KOMMENTAR VON ULRIKE HERRMANN ZUR ZYPERN-KRISE
: Peanuts für die Insel

Die falsche Entscheidung in Zypern macht die Eurokrise zur Dauerkrise

Zypern ist so winzig – kaum zu fassen, dass diese Insel jemals so wichtig werden konnte. Rund 16 Milliarden Euro werden dort benötigt, was viel klingt, aber für Deutschland nur etwa 5 Milliarden bedeuten würde. Anders als in hiesigen Medien gern dargestellt, müsste nämlich nicht nur der „deutsche Steuerzahler bluten“, sondern die gesamte Eurozone.

Natürlich ist es unschön, 5 Milliarden Euro herauszurücken. Aber es wäre nur ein einmaliger Kredit, keine laufende Zuwendung. Dies machte die Zypernhilfe billig im Vergleich zu den Unsinnsprojekten, die die schwarz-gelbe Koalition schon beschlossen hat. Allein das Betreuungsgeld könnte mit 2 Milliarden Euro zu Buche schlagen; und die Mehrwertsteuerentlastung für die Hoteliers kostet ebenfalls eine ganze Milliarde – und zwar beides jährlich.
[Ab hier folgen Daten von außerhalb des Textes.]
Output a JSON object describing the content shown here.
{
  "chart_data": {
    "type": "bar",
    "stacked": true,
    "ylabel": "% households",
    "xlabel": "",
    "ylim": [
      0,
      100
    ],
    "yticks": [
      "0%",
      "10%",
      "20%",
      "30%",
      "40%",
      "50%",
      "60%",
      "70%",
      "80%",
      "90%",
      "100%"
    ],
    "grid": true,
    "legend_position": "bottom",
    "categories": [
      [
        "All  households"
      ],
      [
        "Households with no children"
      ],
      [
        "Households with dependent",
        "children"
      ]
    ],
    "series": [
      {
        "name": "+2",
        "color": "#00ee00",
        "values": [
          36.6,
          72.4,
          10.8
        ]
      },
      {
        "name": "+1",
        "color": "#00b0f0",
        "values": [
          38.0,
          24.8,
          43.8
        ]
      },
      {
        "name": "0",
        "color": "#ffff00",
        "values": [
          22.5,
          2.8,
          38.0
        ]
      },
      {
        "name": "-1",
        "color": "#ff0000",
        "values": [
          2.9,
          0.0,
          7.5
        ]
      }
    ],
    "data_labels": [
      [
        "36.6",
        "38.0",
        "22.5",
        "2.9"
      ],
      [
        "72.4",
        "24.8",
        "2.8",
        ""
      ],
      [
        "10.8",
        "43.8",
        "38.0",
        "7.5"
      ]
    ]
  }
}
Deutschland hat also viel Geld übrig. Doch bei Zypern will man nun ein Exempel statuieren und einen Teil des benötigten Geldes bei den Bankkunden einsammeln. Diese Idee ist brandgefährlich, weil die europäischen Sparer lernfähig sind. Künftig werden sie jedes Mal frühzeitig ihre Konten räumen, sobald sich in einem Land Probleme anbahnen – und damit die Banken in den Abgrund stürzen. Die falsche Entscheidung in Zypern macht die Eurokrise zur Dauerkrise.

Es handelt sich also um eine interessante Konstellation: Die Gefahren sind riesig und die Kosten gering. Die Zyprer haben als Erste bemerkt, dass dies ein immenses Erpressungspotenzial birgt. Die Chancen, dass sie eine verbesserte Verhandlungslösung erreichen würden, wenn sie auf stur schalten, standen gut. So war es nur konsequent, dass kein einziger Abgeordneter in Nikosia der Enteignung der Bankkunden zugestimmt hat.

Jetzt läuft der Test, wer die stärkeren Nerven behält. Die Eurozone pumpt sich zwar auf, ist aber schwach munitioniert, was sich daran zeigt, dass sie eine einzige Drohung permanent wiederholt: Sollte Nikosia nicht kuschen, würde die EZB ihre Notkredite an die zyprischen Banken stoppen – sodass diese unkontrolliert zusammenbrächen.

Das klingt drakonisch, ist aber ambivalent. Denn bei einem „unkontrollierten“ Crash würde auch die Eurozone unkontrolliert getroffen. Es würden also nicht nur Zyprer leiden, sondern auch Deutsche.

Und das weiß man in Nikosia natürlich genau.